TABLES COLOR LACQUERS AND SELECTED WOODS
[Intrex Incorporated] Paul Mayén
[Intrex Incorporated] Paul Mayén: TABLES COLOR LACQUERS AND SELECTED WOODS. New York: Intrex Furniture, September 1966. Original edition. Single folded specification folder with three ring binder holes [as issued]. 4 pp. Color chips. 3 specifactions sheets laid in with price lists. A very good copy.
8.5 x 11 specification folder with 4 pages devoted to color choices for Paul Mayen-designed Tables for Intrex Furniture. Laid in are three sheets for the series 91200 square tables, the 91400 round tables, and portable carts and record storage cabinetsGraphic design by William Eng and photography by John Ebstel and John Pitkin. Curatorial information includes model names, finishes, and dimensions.
Paul Mayén (Spain, 1918 – 2000) was an Architect and Industrial designer, founder of Habitat, Intrex and Architectural Supplements, Inc. and perhas most famous for his design of the Visitor's Center at Frank Lloyd Wright's Fallingwater.
Mayén was trained in New York City, first studying painting at the Art Students League and later earning a Bachelor’s of Fine Arts from the Cooper Union and a Master’s degree from Columbia. He also taught courses in advertising design at the Cooper Union and New School. Several of Mayéns works are in the permanent collection of the Industrial Design department at the Museum of Modern Art.
In the early 1950s, Mayén met a fellow art student, Edgar Kaufmann, Jr., with whom he would share his life until Edgar’s death in 1989. Edgar’s father was the founder of Kaufmann’s department store in Pittsburgh; it was his father who commissioned Wright to build the now-famous vacation house for his friends and family near a waterfall in rural Pennsylvania. In 1955, Edgar inherited the property and Paul and he visited the site together on mountain retreats until the property was entrusted to a conservation in 1963.
During the late 1940s and early 1950s, Kaufmann worked in the Industrial Design Department at the Museum of Modern Art where many of Paul’s lamps, tables, and other furniture remain on permanent exhibit. Another of Paul’s pieces, a red cubical sculpture, is on display on the coffee table in Fallingwater’s living room.
In 1956, Kaufmann and Mayén assisted I.N. and Bernadine Hagan in choosing the furniture for the Hagan’s Frank Lloyd Wright house at the architect’s suggestion. In 1959, Paul designed the jacket of a book about Wright, Drawings for a Living Architecture, which was edited by Giuseppe Samonà.

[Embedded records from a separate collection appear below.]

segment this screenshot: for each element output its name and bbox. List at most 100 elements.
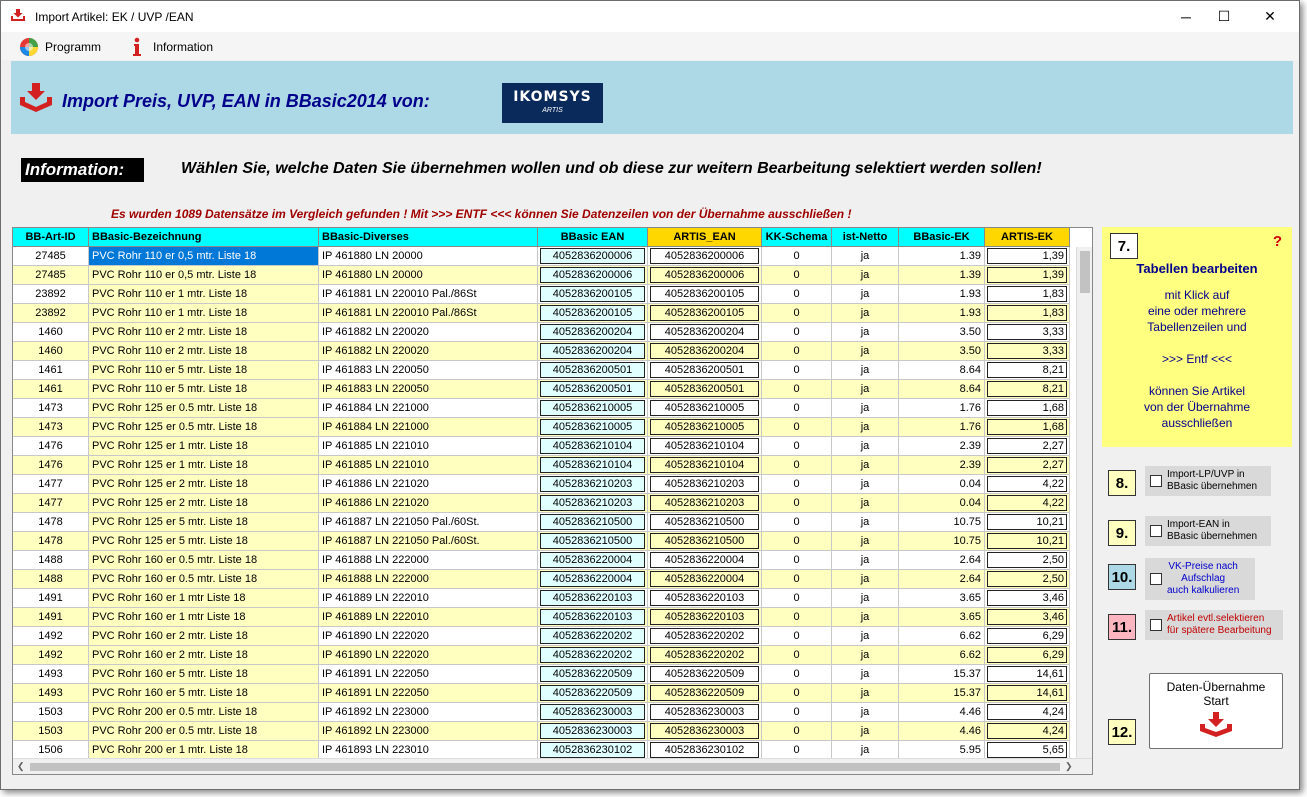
cell-ist-netto[interactable]: ja	[832, 361, 899, 380]
import-ean-checkbox[interactable]	[1150, 525, 1162, 537]
cell-ist-netto[interactable]: ja	[832, 494, 899, 513]
cell-artis-ek[interactable]: 1,39	[985, 266, 1070, 285]
table-row[interactable]: 1476 PVC Rohr 125 er 1 mtr. Liste 18 IP 46…	[13, 456, 1070, 475]
cell-artis-ek[interactable]: 2,27	[985, 456, 1070, 475]
cell-bbasic-ean[interactable]: 4052836200006	[538, 266, 648, 285]
table-row[interactable]: 1477 PVC Rohr 125 er 2 mtr. Liste 18 IP 46…	[13, 494, 1070, 513]
cell-ist-netto[interactable]: ja	[832, 589, 899, 608]
cell-bezeichnung[interactable]: PVC Rohr 110 er 2 mtr. Liste 18	[89, 323, 319, 342]
cell-ist-netto[interactable]: ja	[832, 285, 899, 304]
cell-diverses[interactable]: IP 461887 LN 221050 Pal./60St.	[319, 532, 538, 551]
close-button[interactable]: ✕	[1247, 1, 1293, 32]
cell-diverses[interactable]: IP 461884 LN 221000	[319, 418, 538, 437]
cell-kk-schema[interactable]: 0	[762, 304, 832, 323]
cell-artis-ean[interactable]: 4052836220509	[648, 665, 762, 684]
cell-bbasic-ean[interactable]: 4052836220509	[538, 684, 648, 703]
vertical-scroll-thumb[interactable]	[1080, 251, 1090, 293]
cell-artis-ean[interactable]: 4052836220103	[648, 608, 762, 627]
table-row[interactable]: 1478 PVC Rohr 125 er 5 mtr. Liste 18 IP 46…	[13, 532, 1070, 551]
cell-bbasic-ean[interactable]: 4052836220509	[538, 665, 648, 684]
cell-artis-ean[interactable]: 4052836210005	[648, 399, 762, 418]
cell-art-id[interactable]: 1478	[13, 532, 89, 551]
cell-diverses[interactable]: IP 461883 LN 220050	[319, 361, 538, 380]
cell-art-id[interactable]: 1460	[13, 342, 89, 361]
cell-kk-schema[interactable]: 0	[762, 513, 832, 532]
cell-kk-schema[interactable]: 0	[762, 703, 832, 722]
cell-diverses[interactable]: IP 461880 LN 20000	[319, 266, 538, 285]
cell-artis-ean[interactable]: 4052836230003	[648, 722, 762, 741]
cell-art-id[interactable]: 1476	[13, 456, 89, 475]
cell-art-id[interactable]: 1460	[13, 323, 89, 342]
cell-artis-ean[interactable]: 4052836220509	[648, 684, 762, 703]
table-row[interactable]: 1503 PVC Rohr 200 er 0.5 mtr. Liste 18 IP …	[13, 722, 1070, 741]
cell-artis-ek[interactable]: 6,29	[985, 646, 1070, 665]
column-header-bbasic-ek[interactable]: BBasic-EK	[899, 228, 985, 247]
data-grid[interactable]: BB-Art-ID BBasic-Bezeichnung BBasic-Divers…	[12, 227, 1093, 775]
horizontal-scrollbar[interactable]: ❮ ❯	[13, 758, 1092, 774]
cell-diverses[interactable]: IP 461882 LN 220020	[319, 342, 538, 361]
table-row[interactable]: 1460 PVC Rohr 110 er 2 mtr. Liste 18 IP 46…	[13, 342, 1070, 361]
cell-artis-ek[interactable]: 10,21	[985, 532, 1070, 551]
table-row[interactable]: 1461 PVC Rohr 110 er 5 mtr. Liste 18 IP 46…	[13, 361, 1070, 380]
cell-artis-ek[interactable]: 3,46	[985, 589, 1070, 608]
cell-bezeichnung[interactable]: PVC Rohr 110 er 5 mtr. Liste 18	[89, 361, 319, 380]
cell-bbasic-ean[interactable]: 4052836220103	[538, 589, 648, 608]
artikel-selektieren-checkbox[interactable]	[1150, 619, 1162, 631]
cell-bbasic-ean[interactable]: 4052836230003	[538, 703, 648, 722]
cell-artis-ean[interactable]: 4052836220202	[648, 646, 762, 665]
cell-ist-netto[interactable]: ja	[832, 247, 899, 266]
cell-diverses[interactable]: IP 461885 LN 221010	[319, 437, 538, 456]
cell-ist-netto[interactable]: ja	[832, 399, 899, 418]
start-import-button[interactable]: Daten-Übernahme Start	[1149, 673, 1283, 749]
cell-bbasic-ek[interactable]: 15.37	[899, 684, 985, 703]
table-row[interactable]: 1473 PVC Rohr 125 er 0.5 mtr. Liste 18 IP …	[13, 399, 1070, 418]
cell-artis-ek[interactable]: 1,39	[985, 247, 1070, 266]
table-row[interactable]: 23892 PVC Rohr 110 er 1 mtr. Liste 18 IP 4…	[13, 304, 1070, 323]
cell-diverses[interactable]: IP 461891 LN 222050	[319, 665, 538, 684]
menu-information[interactable]: Information	[127, 36, 213, 58]
cell-bbasic-ek[interactable]: 10.75	[899, 513, 985, 532]
cell-bbasic-ean[interactable]: 4052836200105	[538, 304, 648, 323]
cell-artis-ean[interactable]: 4052836200006	[648, 266, 762, 285]
cell-art-id[interactable]: 1491	[13, 589, 89, 608]
cell-bbasic-ek[interactable]: 1.93	[899, 304, 985, 323]
cell-ist-netto[interactable]: ja	[832, 437, 899, 456]
cell-kk-schema[interactable]: 0	[762, 361, 832, 380]
help-question-icon[interactable]: ?	[1273, 233, 1282, 250]
cell-artis-ek[interactable]: 14,61	[985, 665, 1070, 684]
vertical-scrollbar[interactable]	[1076, 247, 1092, 759]
cell-bbasic-ean[interactable]: 4052836200006	[538, 247, 648, 266]
cell-artis-ek[interactable]: 2,27	[985, 437, 1070, 456]
cell-bbasic-ek[interactable]: 1.39	[899, 266, 985, 285]
cell-ist-netto[interactable]: ja	[832, 456, 899, 475]
cell-diverses[interactable]: IP 461880 LN 20000	[319, 247, 538, 266]
cell-diverses[interactable]: IP 461886 LN 221020	[319, 494, 538, 513]
cell-bezeichnung[interactable]: PVC Rohr 125 er 1 mtr. Liste 18	[89, 437, 319, 456]
cell-artis-ek[interactable]: 4,22	[985, 475, 1070, 494]
cell-artis-ean[interactable]: 4052836200006	[648, 247, 762, 266]
cell-bbasic-ean[interactable]: 4052836230003	[538, 722, 648, 741]
cell-diverses[interactable]: IP 461887 LN 221050 Pal./60St.	[319, 513, 538, 532]
cell-bbasic-ean[interactable]: 4052836200204	[538, 323, 648, 342]
cell-artis-ek[interactable]: 8,21	[985, 361, 1070, 380]
cell-ist-netto[interactable]: ja	[832, 551, 899, 570]
cell-diverses[interactable]: IP 461890 LN 222020	[319, 627, 538, 646]
cell-art-id[interactable]: 1492	[13, 646, 89, 665]
cell-diverses[interactable]: IP 461888 LN 222000	[319, 570, 538, 589]
cell-artis-ean[interactable]: 4052836210005	[648, 418, 762, 437]
cell-bezeichnung[interactable]: PVC Rohr 200 er 0.5 mtr. Liste 18	[89, 722, 319, 741]
cell-bezeichnung[interactable]: PVC Rohr 110 er 0,5 mtr. Liste 18	[89, 266, 319, 285]
cell-ist-netto[interactable]: ja	[832, 684, 899, 703]
cell-kk-schema[interactable]: 0	[762, 570, 832, 589]
cell-ist-netto[interactable]: ja	[832, 722, 899, 741]
cell-kk-schema[interactable]: 0	[762, 418, 832, 437]
cell-kk-schema[interactable]: 0	[762, 608, 832, 627]
cell-ist-netto[interactable]: ja	[832, 608, 899, 627]
cell-art-id[interactable]: 27485	[13, 266, 89, 285]
cell-diverses[interactable]: IP 461881 LN 220010 Pal./86St	[319, 285, 538, 304]
column-header-kk-schema[interactable]: KK-Schema	[762, 228, 832, 247]
option-vk-preise[interactable]: VK-Preise nach Aufschlag auch kalkuliere…	[1145, 558, 1255, 600]
table-row[interactable]: 1460 PVC Rohr 110 er 2 mtr. Liste 18 IP 46…	[13, 323, 1070, 342]
cell-artis-ek[interactable]: 4,24	[985, 722, 1070, 741]
cell-bezeichnung[interactable]: PVC Rohr 160 er 1 mtr Liste 18	[89, 608, 319, 627]
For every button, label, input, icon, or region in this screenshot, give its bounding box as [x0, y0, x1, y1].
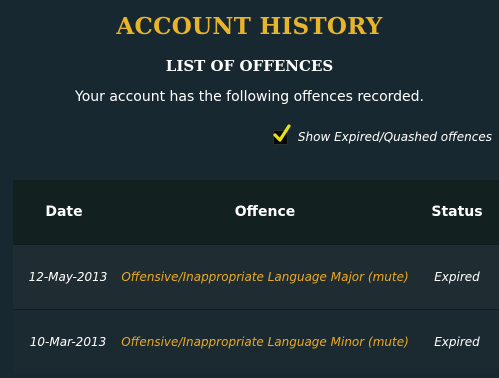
- column-header-status: Status: [431, 204, 483, 220]
- checkmark-icon: [273, 123, 291, 142]
- table-row: 10-Mar-2013 Offensive/Inappropriate Lang…: [13, 309, 499, 374]
- column-header-offence: Offence: [234, 204, 296, 220]
- page-subtitle: Your account has the following offences …: [75, 89, 424, 105]
- show-expired-toggle[interactable]: Show Expired/Quashed offences: [272, 123, 492, 148]
- show-expired-label[interactable]: Show Expired/Quashed offences: [298, 130, 492, 144]
- column-header-date: Date: [45, 204, 83, 220]
- page-title: ACCOUNT HISTORY: [116, 13, 383, 40]
- offence-status: Expired: [434, 270, 480, 284]
- offence-name[interactable]: Offensive/Inappropriate Language Minor (…: [115, 335, 415, 349]
- offence-name[interactable]: Offensive/Inappropriate Language Major (…: [115, 270, 415, 284]
- show-expired-checkbox[interactable]: [272, 123, 291, 145]
- offence-status: Expired: [434, 335, 480, 349]
- offence-date: 10-Mar-2013: [29, 335, 107, 349]
- table-header: Date Offence Status: [13, 180, 499, 244]
- offence-date: 12-May-2013: [28, 270, 108, 284]
- section-title: LIST OF OFFENCES: [165, 57, 334, 75]
- table-row: 12-May-2013 Offensive/Inappropriate Lang…: [13, 244, 499, 309]
- offences-table: Date Offence Status 12-May-2013 Offensiv…: [13, 180, 499, 374]
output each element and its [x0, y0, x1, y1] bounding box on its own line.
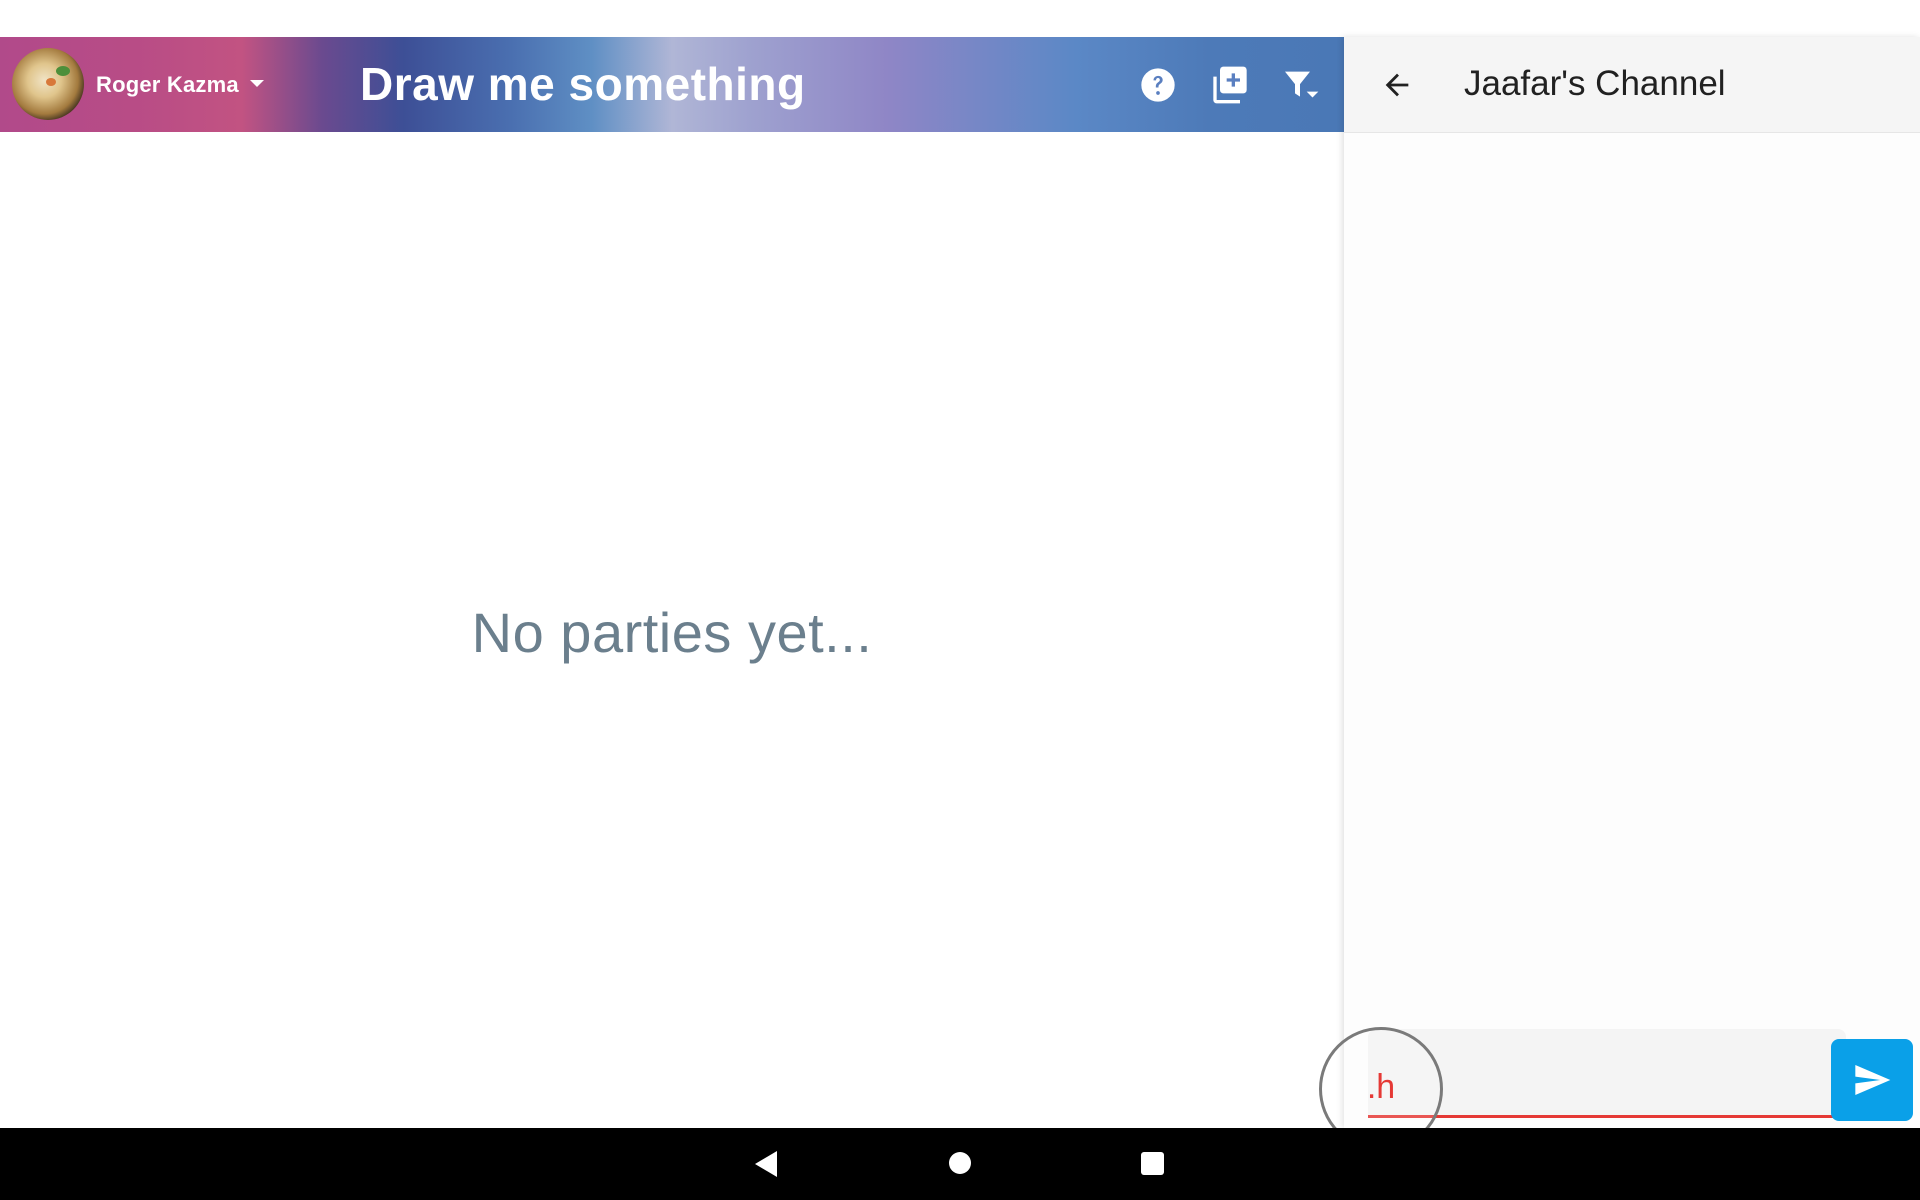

In 1970, shortly after the first Earth Day, Mayén became an outspoken critic of the growing American habit of buying expendable plastic furniture that was used for only a few years and then thrown away. He claimed that the economic success of plastic furniture relied on the producers creating a mentality among consumers that the items were durable enough to last but cheap enough to replace.
From 1979 to 1981, Mayén oversaw the building of the Fallingwater pavilion which houses a café, gift store, and visitor’s center. When Edgar Jr. died, Paul scattered his ashes at Fallingwater. He died in 2000 and also had his ashes scattered there.